Thank you all for the sweet comments on my Summit Series post. It truly was an experience that made me think long and hard about my purpose in life, as dramatic as that sounds. I am delighted that some of you were as inspired as I was!
Today I want to talk about my glossy habit.
I have been a subscriber to the “Big Five” – or what I consider to be the biggest – health and fitness magazines since I was a freshman in college.
Many people may view this as a waste of money. That the topics, for the most part, are the same in every publication every month and are recycled with new information – but ultimately presented in the same way – every year.
I won’t deny that there have been occasions where I’ve thought about narrowing it down to just one or two, but I always find myself coming to the same conclusion – there is something valuable about having each of them in print. It would be impossible for me to choose.
That said, I knew there were others who would disagree, so I took to Twitter and Facebook and received some very thought provoking responses:
I think the arguments for going paperless and finding a more personal connection with bloggers are particularly meaningful in this discussion. I also agree with Stephanie’s point that fitness sites are a great way to reputably validate any opinions we as bloggers put out there.
Then it hit me that I was looking online to find answers to an offline question. It really drove home the notion of how easy it is to connect with a wider group of people instantly through the Internet.
For the most part, I live my life in a digital world. I run a digital company, spend a large portion of my day on Facebook and Twitter and email and every other online professional or social platform. I should therefore be able to obtain the information I’m looking for in these magazines through online channels and be happy.
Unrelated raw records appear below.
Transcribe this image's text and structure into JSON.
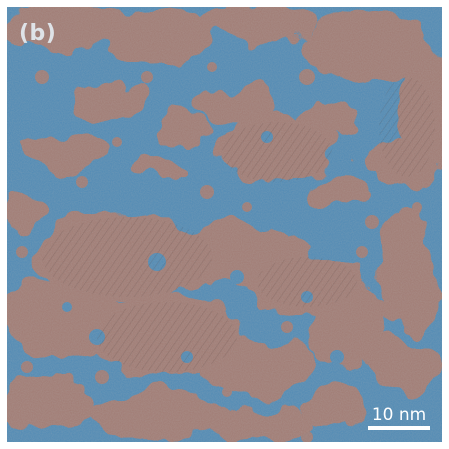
{
  "figure": {
    "panel_label": "(b)",
    "scale_bar_label": "10 nm",
    "colors": {
      "background_phase": "#4e89b4",
      "overlay_phase": "#a07a72",
      "scale_bar": "#ffffff"
    }
  }
}
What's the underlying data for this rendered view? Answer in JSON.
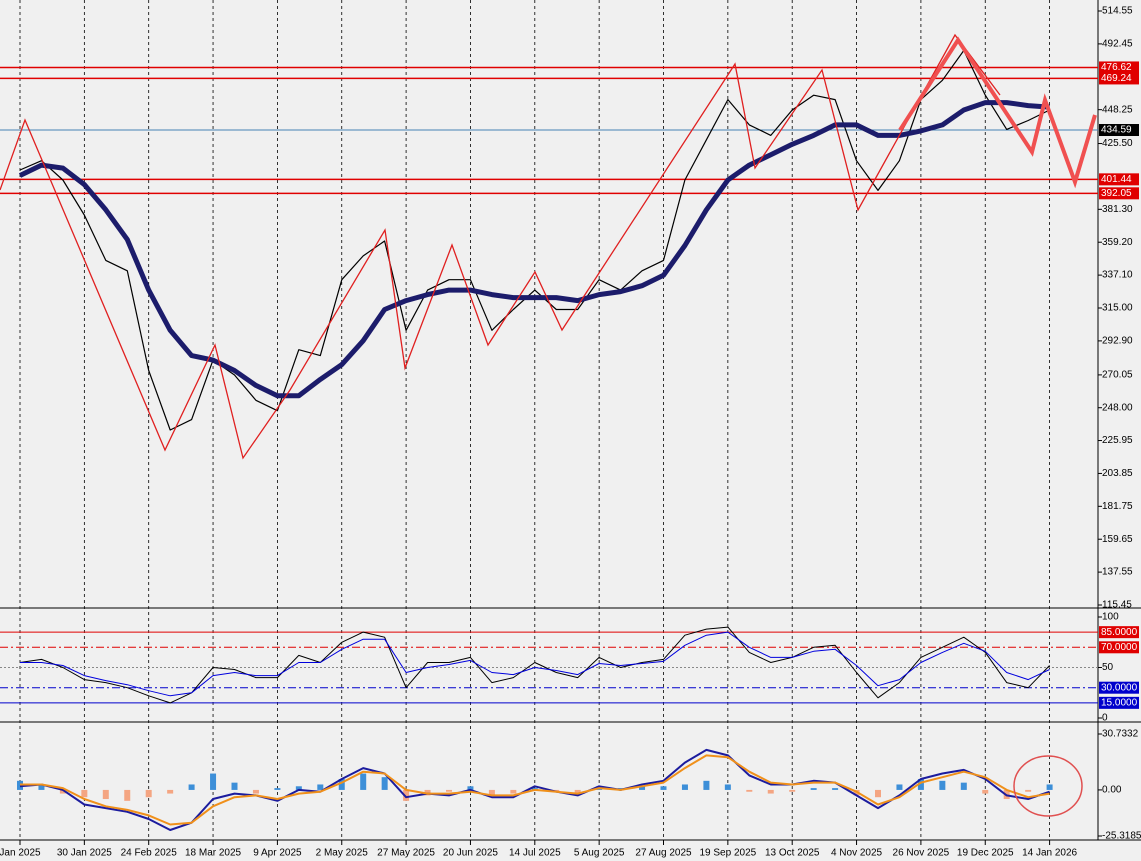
{
  "chart_data": [
    {
      "type": "line",
      "categories": [
        "Jan 2025",
        null,
        null,
        "30 Jan 2025",
        null,
        null,
        "24 Feb 2025",
        null,
        null,
        "18 Mar 2025",
        null,
        null,
        "9 Apr 2025",
        null,
        null,
        "2 May 2025",
        null,
        null,
        "27 May 2025",
        null,
        null,
        "20 Jun 2025",
        null,
        null,
        "14 Jul 2025",
        null,
        null,
        "5 Aug 2025",
        null,
        null,
        "27 Aug 2025",
        null,
        null,
        "19 Sep 2025",
        null,
        null,
        "13 Oct 2025",
        null,
        null,
        "4 Nov 2025",
        null,
        null,
        "26 Nov 2025",
        null,
        null,
        "19 Dec 2025",
        null,
        null,
        "14 Jan 2026"
      ],
      "series": [
        {
          "color": "#000000",
          "width": 1.2,
          "values": [
            407.7,
            414,
            401,
            377.5,
            347,
            340,
            273,
            233,
            240,
            280,
            270,
            253,
            246,
            287,
            283,
            334,
            350,
            360,
            300,
            327,
            334,
            334,
            300,
            314,
            327,
            314,
            314,
            334,
            327,
            340,
            347,
            401,
            428,
            455,
            438,
            431,
            448,
            458,
            455,
            414,
            394,
            414,
            455,
            468,
            488,
            458,
            435,
            441,
            448
          ]
        },
        {
          "color": "#1c1c6b",
          "width": 5,
          "values": [
            404,
            411,
            409,
            398,
            381,
            361,
            327,
            300,
            283,
            280,
            273,
            263,
            256,
            256,
            267,
            277,
            293,
            314,
            320,
            324,
            327,
            327,
            324,
            322,
            322,
            322,
            320,
            324,
            326,
            330,
            337,
            357,
            381,
            401,
            411,
            418,
            425,
            431,
            438,
            438,
            431,
            431,
            434,
            438,
            448,
            453,
            453,
            451,
            450
          ]
        }
      ],
      "ylim": [
        115.45,
        514.55
      ],
      "yticks": [
        {
          "value": 514.55,
          "label": "514.55"
        },
        {
          "value": 492.45,
          "label": "492.45"
        },
        {
          "value": 448.25,
          "label": "448.25"
        },
        {
          "value": 425.5,
          "label": "425.50"
        },
        {
          "value": 381.3,
          "label": "381.30"
        },
        {
          "value": 359.2,
          "label": "359.20"
        },
        {
          "value": 337.1,
          "label": "337.10"
        },
        {
          "value": 315,
          "label": "315.00"
        },
        {
          "value": 292.9,
          "label": "292.90"
        },
        {
          "value": 270.05,
          "label": "270.05"
        },
        {
          "value": 248,
          "label": "248.00"
        },
        {
          "value": 225.95,
          "label": "225.95"
        },
        {
          "value": 203.85,
          "label": "203.85"
        },
        {
          "value": 181.75,
          "label": "181.75"
        },
        {
          "value": 159.65,
          "label": "159.65"
        },
        {
          "value": 137.55,
          "label": "137.55"
        },
        {
          "value": 115.45,
          "label": "115.45"
        }
      ],
      "levels": [
        {
          "value": 476.62,
          "label": "476.62",
          "color": "#e00000",
          "style": "solid"
        },
        {
          "value": 469.24,
          "label": "469.24",
          "color": "#e00000",
          "style": "solid"
        },
        {
          "value": 434.59,
          "label": "434.59",
          "color": "#4682b4",
          "box": "#000000",
          "style": "solid"
        },
        {
          "value": 401.44,
          "label": "401.44",
          "color": "#e00000",
          "style": "solid"
        },
        {
          "value": 392.05,
          "label": "392.05",
          "color": "#e00000",
          "style": "solid"
        }
      ],
      "grid": true
    },
    {
      "type": "line",
      "series": [
        {
          "color": "#000000",
          "width": 1,
          "values": [
            55,
            58,
            50,
            38,
            35,
            30,
            22,
            15,
            25,
            50,
            48,
            40,
            40,
            62,
            55,
            75,
            85,
            80,
            30,
            55,
            55,
            60,
            35,
            40,
            55,
            45,
            40,
            60,
            50,
            55,
            58,
            82,
            88,
            90,
            65,
            55,
            60,
            70,
            72,
            45,
            20,
            35,
            60,
            70,
            80,
            65,
            35,
            30,
            52
          ]
        },
        {
          "color": "#0000dd",
          "width": 1,
          "values": [
            55,
            55,
            52,
            42,
            37,
            33,
            27,
            22,
            25,
            42,
            45,
            42,
            42,
            55,
            55,
            68,
            78,
            78,
            45,
            50,
            53,
            57,
            45,
            43,
            50,
            47,
            43,
            54,
            52,
            54,
            56,
            72,
            82,
            85,
            70,
            60,
            60,
            66,
            68,
            52,
            32,
            38,
            55,
            65,
            74,
            66,
            45,
            38,
            48
          ]
        }
      ],
      "ylim": [
        0,
        100
      ],
      "yticks": [
        100,
        50,
        0
      ],
      "levels": [
        {
          "value": 85,
          "label": "85.0000",
          "color": "#e00000",
          "style": "solid"
        },
        {
          "value": 70,
          "label": "70.0000",
          "color": "#e00000",
          "style": "dashdot"
        },
        {
          "value": 30,
          "label": "30.0000",
          "color": "#0000cc",
          "style": "dashdot"
        },
        {
          "value": 15,
          "label": "15.0000",
          "color": "#0000cc",
          "style": "solid"
        }
      ]
    },
    {
      "type": "macd",
      "histogram": {
        "values": [
          5,
          3,
          -2,
          -4,
          -5,
          -6,
          -4,
          -2,
          3,
          9,
          4,
          -2,
          1,
          2,
          3,
          6,
          9,
          7,
          -6,
          -3,
          -1,
          2,
          -3,
          -2,
          1,
          -1,
          -2,
          2,
          1,
          2,
          2,
          3,
          5,
          3,
          -1,
          -2,
          -1,
          1,
          1,
          -3,
          -4,
          3,
          6,
          5,
          4,
          -2,
          -5,
          -1,
          3
        ],
        "colors": [
          "#3d8fd8",
          "#f4a582"
        ]
      },
      "series": [
        {
          "color": "#1c1c9e",
          "width": 2,
          "values": [
            2,
            3,
            0,
            -8,
            -10,
            -12,
            -16,
            -22,
            -18,
            -5,
            -2,
            -3,
            -6,
            0,
            -1,
            6,
            12,
            9,
            -4,
            -2,
            -3,
            0,
            -4,
            -4,
            2,
            -1,
            -3,
            2,
            0,
            3,
            5,
            15,
            22,
            19,
            8,
            3,
            3,
            5,
            4,
            -3,
            -10,
            -3,
            6,
            9,
            11,
            6,
            -3,
            -5,
            -1
          ]
        },
        {
          "color": "#f0901a",
          "width": 2,
          "values": [
            3,
            3,
            1,
            -5,
            -9,
            -11,
            -14,
            -19,
            -18,
            -9,
            -4,
            -3,
            -5,
            -2,
            -1,
            4,
            10,
            9,
            0,
            -2,
            -2,
            -1,
            -3,
            -3,
            0,
            -1,
            -2,
            1,
            0,
            2,
            4,
            12,
            19,
            18,
            10,
            4,
            3,
            4,
            4,
            -1,
            -8,
            -4,
            4,
            7,
            10,
            7,
            0,
            -4,
            -2
          ]
        }
      ],
      "ylim": [
        -25.3185,
        30.7332
      ],
      "yticks": [
        {
          "value": 30.7332,
          "label": "30.7332"
        },
        {
          "value": 0,
          "label": "0.00"
        },
        {
          "value": -25.3185,
          "label": "-25.3185"
        }
      ]
    }
  ]
}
The print form of magazines should no longer be relevant for me…right?
Well call me crazy, but I think the real reasoning behind all of this is because in an increasingly paperless world, I actually enjoy being able to hold written content that isn’t inside something made of metal or hard plastic.
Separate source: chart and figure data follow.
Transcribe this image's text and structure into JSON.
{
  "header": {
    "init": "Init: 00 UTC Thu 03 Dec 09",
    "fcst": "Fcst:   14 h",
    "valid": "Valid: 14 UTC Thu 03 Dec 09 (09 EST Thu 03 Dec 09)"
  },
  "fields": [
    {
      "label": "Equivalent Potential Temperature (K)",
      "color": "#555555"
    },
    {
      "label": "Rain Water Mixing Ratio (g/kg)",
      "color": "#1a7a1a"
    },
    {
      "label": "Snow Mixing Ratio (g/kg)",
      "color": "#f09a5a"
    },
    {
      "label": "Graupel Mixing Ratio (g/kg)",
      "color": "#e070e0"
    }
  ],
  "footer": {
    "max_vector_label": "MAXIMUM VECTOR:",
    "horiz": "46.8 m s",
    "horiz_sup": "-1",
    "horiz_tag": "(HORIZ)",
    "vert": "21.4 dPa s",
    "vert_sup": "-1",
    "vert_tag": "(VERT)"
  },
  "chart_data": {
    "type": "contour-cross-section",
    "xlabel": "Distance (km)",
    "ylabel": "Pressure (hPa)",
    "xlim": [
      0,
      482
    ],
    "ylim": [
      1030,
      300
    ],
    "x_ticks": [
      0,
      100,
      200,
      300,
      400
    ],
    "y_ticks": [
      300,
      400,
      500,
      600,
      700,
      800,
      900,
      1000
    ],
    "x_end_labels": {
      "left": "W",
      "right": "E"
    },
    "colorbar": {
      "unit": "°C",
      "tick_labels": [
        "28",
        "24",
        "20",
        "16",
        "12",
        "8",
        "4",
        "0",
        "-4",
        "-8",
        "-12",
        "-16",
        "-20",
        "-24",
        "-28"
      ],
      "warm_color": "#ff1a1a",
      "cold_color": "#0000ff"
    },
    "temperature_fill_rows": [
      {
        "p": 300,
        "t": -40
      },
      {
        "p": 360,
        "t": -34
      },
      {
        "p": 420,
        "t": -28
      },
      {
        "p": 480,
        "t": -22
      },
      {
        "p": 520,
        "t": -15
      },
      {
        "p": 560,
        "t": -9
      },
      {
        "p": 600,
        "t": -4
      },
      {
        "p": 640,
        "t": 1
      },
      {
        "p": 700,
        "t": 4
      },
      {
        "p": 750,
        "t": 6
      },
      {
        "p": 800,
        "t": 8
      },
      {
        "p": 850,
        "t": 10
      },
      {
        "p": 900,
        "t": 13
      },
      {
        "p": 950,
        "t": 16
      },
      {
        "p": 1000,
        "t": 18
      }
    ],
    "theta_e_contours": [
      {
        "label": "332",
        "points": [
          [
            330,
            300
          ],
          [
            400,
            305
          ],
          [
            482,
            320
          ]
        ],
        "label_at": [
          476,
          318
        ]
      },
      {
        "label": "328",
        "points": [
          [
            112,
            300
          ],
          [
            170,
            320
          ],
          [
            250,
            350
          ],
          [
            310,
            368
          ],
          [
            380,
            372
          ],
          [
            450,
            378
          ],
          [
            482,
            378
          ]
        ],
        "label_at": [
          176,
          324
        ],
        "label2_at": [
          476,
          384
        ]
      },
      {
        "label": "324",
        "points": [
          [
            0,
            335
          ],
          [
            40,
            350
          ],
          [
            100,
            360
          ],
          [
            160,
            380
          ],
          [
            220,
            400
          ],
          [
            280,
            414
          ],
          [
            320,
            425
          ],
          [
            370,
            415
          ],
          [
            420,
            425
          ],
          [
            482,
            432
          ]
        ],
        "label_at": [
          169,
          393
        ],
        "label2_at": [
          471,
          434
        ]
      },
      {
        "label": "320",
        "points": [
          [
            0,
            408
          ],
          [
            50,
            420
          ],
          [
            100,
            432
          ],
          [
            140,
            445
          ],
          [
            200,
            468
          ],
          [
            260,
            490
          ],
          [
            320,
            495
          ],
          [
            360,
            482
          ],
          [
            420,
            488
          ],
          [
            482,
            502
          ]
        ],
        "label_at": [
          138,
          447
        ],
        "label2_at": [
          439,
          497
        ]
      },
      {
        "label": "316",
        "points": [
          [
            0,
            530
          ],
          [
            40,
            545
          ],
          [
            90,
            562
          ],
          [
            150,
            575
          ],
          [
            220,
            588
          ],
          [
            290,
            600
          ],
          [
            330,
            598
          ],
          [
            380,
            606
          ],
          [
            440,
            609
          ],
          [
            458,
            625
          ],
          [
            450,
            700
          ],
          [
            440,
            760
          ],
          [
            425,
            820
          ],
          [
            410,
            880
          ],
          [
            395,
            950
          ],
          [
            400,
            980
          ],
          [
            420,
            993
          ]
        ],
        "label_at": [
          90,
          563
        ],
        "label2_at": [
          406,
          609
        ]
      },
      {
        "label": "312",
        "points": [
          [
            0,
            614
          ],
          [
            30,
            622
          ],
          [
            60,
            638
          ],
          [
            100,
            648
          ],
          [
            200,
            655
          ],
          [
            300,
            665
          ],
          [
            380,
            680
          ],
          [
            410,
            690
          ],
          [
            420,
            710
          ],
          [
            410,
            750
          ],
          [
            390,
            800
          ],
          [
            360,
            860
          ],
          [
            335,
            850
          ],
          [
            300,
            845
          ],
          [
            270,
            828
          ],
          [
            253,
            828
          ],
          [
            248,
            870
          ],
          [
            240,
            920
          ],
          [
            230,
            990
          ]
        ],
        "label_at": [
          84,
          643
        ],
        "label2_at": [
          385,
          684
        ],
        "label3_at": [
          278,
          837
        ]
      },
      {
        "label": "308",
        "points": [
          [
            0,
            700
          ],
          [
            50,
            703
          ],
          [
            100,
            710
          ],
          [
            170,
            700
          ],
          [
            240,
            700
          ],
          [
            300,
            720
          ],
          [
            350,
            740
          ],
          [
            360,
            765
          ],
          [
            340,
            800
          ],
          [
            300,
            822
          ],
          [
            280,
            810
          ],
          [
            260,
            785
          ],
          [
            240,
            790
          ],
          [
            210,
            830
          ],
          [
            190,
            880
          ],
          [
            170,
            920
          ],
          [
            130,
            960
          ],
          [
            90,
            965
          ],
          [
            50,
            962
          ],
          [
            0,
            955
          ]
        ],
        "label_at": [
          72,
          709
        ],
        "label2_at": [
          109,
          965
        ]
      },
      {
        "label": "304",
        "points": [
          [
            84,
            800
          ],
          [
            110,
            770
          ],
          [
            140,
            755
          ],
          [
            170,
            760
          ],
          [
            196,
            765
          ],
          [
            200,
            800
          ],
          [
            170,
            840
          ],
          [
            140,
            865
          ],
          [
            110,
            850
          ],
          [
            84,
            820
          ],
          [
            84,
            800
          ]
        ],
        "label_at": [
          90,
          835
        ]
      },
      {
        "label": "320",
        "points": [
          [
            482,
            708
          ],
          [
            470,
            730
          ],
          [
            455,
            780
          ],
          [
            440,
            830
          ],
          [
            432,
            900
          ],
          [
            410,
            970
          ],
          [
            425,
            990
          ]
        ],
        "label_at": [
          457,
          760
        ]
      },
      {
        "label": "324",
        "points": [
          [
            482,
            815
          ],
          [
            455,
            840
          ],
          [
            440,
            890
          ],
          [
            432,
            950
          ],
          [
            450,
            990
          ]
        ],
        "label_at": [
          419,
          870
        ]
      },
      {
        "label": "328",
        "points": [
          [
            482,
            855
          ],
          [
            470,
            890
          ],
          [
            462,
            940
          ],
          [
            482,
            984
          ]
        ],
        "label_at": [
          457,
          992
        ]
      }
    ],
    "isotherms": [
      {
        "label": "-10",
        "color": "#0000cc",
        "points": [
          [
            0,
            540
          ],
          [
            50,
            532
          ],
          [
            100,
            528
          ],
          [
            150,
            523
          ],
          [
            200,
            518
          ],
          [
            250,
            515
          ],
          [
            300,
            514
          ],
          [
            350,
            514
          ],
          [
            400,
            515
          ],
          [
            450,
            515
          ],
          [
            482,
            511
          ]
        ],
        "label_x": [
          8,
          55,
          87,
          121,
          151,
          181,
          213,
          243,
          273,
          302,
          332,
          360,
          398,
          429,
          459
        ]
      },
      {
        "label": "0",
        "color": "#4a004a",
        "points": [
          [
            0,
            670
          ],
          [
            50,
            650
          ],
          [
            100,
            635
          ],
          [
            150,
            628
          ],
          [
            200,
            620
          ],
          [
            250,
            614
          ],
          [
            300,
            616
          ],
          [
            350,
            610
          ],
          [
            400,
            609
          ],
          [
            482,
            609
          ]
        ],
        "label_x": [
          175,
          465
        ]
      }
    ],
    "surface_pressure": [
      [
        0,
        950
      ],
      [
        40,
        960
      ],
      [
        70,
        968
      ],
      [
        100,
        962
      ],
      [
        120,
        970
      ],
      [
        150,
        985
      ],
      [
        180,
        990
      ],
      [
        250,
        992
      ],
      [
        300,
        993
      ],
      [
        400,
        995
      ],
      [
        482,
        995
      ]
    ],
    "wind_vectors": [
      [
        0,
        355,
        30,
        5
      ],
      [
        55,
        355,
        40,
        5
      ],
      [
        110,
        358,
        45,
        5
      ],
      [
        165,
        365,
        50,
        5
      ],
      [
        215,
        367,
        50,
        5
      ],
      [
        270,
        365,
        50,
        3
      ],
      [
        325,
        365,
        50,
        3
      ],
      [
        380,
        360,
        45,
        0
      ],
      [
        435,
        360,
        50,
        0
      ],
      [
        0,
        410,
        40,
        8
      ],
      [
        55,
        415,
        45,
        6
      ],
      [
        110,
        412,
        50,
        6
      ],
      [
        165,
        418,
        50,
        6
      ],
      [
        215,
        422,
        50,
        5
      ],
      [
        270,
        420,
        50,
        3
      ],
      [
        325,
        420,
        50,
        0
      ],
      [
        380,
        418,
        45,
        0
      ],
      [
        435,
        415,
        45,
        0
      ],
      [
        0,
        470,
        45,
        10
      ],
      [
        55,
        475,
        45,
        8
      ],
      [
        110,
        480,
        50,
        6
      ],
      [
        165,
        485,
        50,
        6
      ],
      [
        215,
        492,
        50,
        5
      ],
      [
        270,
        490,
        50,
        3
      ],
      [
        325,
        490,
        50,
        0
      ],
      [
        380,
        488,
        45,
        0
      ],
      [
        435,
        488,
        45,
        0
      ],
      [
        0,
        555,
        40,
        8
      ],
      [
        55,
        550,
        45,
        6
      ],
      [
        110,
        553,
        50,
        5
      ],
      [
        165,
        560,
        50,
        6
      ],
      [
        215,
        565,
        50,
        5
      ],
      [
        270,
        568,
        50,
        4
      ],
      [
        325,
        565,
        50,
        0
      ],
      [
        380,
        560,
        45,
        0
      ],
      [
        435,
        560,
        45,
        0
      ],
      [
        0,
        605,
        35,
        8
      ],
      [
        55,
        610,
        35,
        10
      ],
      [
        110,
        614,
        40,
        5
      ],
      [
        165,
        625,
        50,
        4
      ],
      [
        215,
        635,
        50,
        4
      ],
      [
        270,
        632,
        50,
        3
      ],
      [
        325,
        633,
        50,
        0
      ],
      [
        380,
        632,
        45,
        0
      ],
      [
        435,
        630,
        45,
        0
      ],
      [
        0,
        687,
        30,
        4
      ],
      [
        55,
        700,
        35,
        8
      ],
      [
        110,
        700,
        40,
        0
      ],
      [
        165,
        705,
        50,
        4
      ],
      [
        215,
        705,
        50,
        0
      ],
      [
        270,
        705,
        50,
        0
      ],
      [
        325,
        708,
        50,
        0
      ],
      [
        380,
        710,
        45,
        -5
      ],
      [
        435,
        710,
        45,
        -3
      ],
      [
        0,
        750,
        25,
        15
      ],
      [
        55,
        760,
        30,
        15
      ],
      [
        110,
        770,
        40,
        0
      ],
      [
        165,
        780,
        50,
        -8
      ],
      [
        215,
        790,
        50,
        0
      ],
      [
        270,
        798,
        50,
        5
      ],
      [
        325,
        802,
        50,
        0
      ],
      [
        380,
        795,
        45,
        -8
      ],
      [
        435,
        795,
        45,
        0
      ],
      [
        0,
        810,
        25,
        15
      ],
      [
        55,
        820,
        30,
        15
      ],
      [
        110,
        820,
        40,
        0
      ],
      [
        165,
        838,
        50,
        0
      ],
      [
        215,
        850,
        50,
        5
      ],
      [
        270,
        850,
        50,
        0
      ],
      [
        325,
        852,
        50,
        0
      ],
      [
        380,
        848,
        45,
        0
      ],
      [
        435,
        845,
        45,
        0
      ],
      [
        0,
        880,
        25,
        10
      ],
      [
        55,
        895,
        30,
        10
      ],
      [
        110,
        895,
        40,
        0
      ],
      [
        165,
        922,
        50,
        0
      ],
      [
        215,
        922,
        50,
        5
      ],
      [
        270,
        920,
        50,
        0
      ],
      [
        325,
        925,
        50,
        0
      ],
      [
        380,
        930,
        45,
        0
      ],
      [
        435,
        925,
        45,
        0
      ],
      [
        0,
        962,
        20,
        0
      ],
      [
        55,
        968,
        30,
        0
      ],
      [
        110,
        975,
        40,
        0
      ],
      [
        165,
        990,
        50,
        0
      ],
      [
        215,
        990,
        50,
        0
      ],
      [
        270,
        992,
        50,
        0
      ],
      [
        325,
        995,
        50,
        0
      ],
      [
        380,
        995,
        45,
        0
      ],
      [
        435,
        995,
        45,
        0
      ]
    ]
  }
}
I enjoy being able to bring magazines with me to the gym and not worry if I slobber them with sweat.
I enjoy being able to rip out pages and post them somewhere as a motivational reminder.
I enjoy being able to read one of my closest friend’s work in its most original form.
These are just some of the reasons why I am still a print subscriber, six years later.
That said, the fact that I turned to the Internet to discover this answer is important to me. It helped me realize that I truly enjoy the fact that these magazines, once limited in reach only to mailing addresses, can now impact people all over the world.
I am grateful for the fact that magazines have embraced the digital arena. Today Cristin from SELF Magazine wrote her final post on Eat Like Me. While I am excited for her future, I found myself thinking about the past.
As you may know, Cristin is who inspired me to write a blog in the first place. Without her and SELF’s decision to allow blogging on their site, I may have never even started this three-year journey. I have them both to thank for bringing me one giant step into the digital world.
Last week, I had the opportunity to be featured on FITNESS Magazine’s “The Fit Stop.”
The jubilation I felt when I saw my name on their website is hard to put into words. None of that would have been possible if magazines were still limited to their print editions.
My point in all of this is that in the question of paper vs. plastic (print vs. online), I believe personally that the answer is a little bit of both – and my reasoning is based both on aesthetics and convenience.
The paper magazine should not go away. I will still be a loyal subscriber for years to come, if they’ll let me. The ability to touch the pages and save particularly meaningful stories (rather than digitally archiving them) is still too important.
But I am glad that some content is also available online. Magazines are still one of my ultimate authorities because they were willing to come out from behind the curtain of a New York office and be more authentic with their readers through social platforms, staff blogging and personalized storytelling, while still maintaining journalistic integrity through expert opinions and sources (although I will be the first to concede that no publication is perfectly unbiased). I love that I can easily share this information with friends, family and blog readers through a simple link or click of a button.
Do I think bloggers reach people on a more personal level overall? Absolutely.
But there is still something to be said for the magazine and I look forward to watching them continue to evolve with the times. I would love to hear your opinions on this, too!
Do you still read health and fitness magazines? Why or why not? And if yes, do you read them in print or prefer to utilize their digital platforms instead?
I’m excited to hear what you have to say!